- 48k Original Miles
- Pushbutton Transmission
- 318ci V8 (225-250hp)
- Long-Term (30+ Years) 2nd-Owner
- 9-Passenger Seating
- Aftermarket Auxiliary Gauges
Station wagons are the dinosaurs of the automotive world, only barely sustained by the effusive praise showered on them by dyed-in-the wool enthusiasts. The best examples are reminders of a bygone era, before everyone had to stand up at the damn concert and ruin it for the comfortably seated. Any wagon deserves a little respect, the added dose of practicality and often cleaner lines make the weight penalty worth it in almost every scenario. Compared to today’s average wagon, this ‘57 Plymouth is effectively a doubling up of everything. Eight cylinders instead of four, nine passengers instead of four and a half, the number of speeds in the transmission is probably the only case where the trend is reversed!

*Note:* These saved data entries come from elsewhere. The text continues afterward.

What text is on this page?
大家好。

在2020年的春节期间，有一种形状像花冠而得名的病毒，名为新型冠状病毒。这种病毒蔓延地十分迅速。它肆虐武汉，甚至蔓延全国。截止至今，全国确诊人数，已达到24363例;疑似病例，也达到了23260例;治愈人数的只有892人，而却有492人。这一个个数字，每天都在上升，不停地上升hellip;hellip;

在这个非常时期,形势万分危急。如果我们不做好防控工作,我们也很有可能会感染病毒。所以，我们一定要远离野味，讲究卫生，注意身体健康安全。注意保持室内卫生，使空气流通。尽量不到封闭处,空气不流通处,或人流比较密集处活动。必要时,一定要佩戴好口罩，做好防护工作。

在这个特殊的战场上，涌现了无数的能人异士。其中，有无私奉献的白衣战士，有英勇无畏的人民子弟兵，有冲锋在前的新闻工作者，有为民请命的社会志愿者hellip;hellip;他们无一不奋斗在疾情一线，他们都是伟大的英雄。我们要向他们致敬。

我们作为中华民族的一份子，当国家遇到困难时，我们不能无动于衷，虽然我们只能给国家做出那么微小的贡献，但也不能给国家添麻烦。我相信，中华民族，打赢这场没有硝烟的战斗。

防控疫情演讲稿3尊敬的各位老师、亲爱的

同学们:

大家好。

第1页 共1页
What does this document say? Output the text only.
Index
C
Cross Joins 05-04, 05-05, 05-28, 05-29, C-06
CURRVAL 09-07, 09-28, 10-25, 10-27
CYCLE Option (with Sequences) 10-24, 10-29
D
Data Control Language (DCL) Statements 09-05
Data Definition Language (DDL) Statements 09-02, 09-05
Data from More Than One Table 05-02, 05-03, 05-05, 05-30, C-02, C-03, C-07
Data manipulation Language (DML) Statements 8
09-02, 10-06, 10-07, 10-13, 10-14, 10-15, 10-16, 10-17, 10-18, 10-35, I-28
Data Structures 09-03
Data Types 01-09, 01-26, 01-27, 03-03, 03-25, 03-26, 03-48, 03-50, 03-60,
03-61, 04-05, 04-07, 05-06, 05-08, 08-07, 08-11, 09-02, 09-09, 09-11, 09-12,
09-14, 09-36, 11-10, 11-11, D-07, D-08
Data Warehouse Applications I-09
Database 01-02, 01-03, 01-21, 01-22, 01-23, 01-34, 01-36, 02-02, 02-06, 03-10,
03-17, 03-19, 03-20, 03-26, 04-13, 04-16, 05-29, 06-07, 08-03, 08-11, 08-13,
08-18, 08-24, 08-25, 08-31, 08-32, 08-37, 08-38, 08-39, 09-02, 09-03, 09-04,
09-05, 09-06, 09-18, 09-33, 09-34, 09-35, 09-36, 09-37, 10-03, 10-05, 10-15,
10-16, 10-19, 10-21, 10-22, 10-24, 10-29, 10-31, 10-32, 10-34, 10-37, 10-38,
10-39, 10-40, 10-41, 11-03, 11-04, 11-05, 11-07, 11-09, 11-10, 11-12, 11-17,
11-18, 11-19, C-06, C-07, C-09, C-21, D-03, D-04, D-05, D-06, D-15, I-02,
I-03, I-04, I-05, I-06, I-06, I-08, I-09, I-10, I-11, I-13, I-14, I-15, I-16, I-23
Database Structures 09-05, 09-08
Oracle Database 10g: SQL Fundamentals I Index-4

In addition to the capacious interior, exterior elements, like the imposing double decker front grill, silver-arrow side trim, and raked rear tail fins accentuate an otherwise simple design. As the Plymouth variant in the Chrysler lineup, it was the working man’s family hauler, devoid of extra pomp and circumstance provided in the upmarket Town & Country. Something Chrysler’s family of wagons shared that set them apart from the competition was the longer 122” wheelbase, compared to the shorter sedan wheelbases used by Chevy and Ford that were cheaper to manufacture. See, they doubled down on the design principles, too!
It’s rare to see vintage wagons out in the wild, and this one is sure to put smiles on passersby's faces. The seller has clearly enjoyed all the cruisin’ miles they’ve put on this big ol’ gal – they don’t seem to accumulate so fast when you are goin’ so sloooooooooow. We can’t imagine it without white wall tires, so it’s nice Hankook knows what’s up on that front. The white and blue two-tone interior helps to break up ALL that blue elsewhere, there’s just so much of it! The front carpets look relatively shabby compared to the rear section that’s looking clean enough to picnic off of, but with the many years and the driver miles, it isn’t much of a surprise. In the end, we have a high level of unmolested originality here, the only visible modification being a triple array of functional auxiliary gauges. Without any photos to go on, we’ll hope the engine bay looks like it was delivered in ‘57, with a healthy dose of dust and surface rust serving as authentic patina. The next owner can truly take the included owner’s manual to heart, “All about your new (to you) Plymouth.”
If we were evaluating this vehicle by the cubic yard like some primo topsoil, it’d surely be a lotta bang for your well-earned buck. The seller states they’re open to trades, preferably Jeeps, and seeing as one of the photos was taken outside the Jeep dealer, maybe they just couldn’t hit the magic number on that trade-in! Hagerty’s price guide reveals an uptick in values from about a year ago, just as folks were considering throwing all their belongings in the getaway vehicle and getting outta dodge...coincidence? Perhaps. Current value of a #2 “excellent” car is $20,800 and a #3 “good” one is $15,300. If this one isn’t good, we don’t know what good is. Considering all the great memories made and the number of potential future ones for the next owner, the asking price is better than fair. Because it is a wagon, it’s well bought – regardless!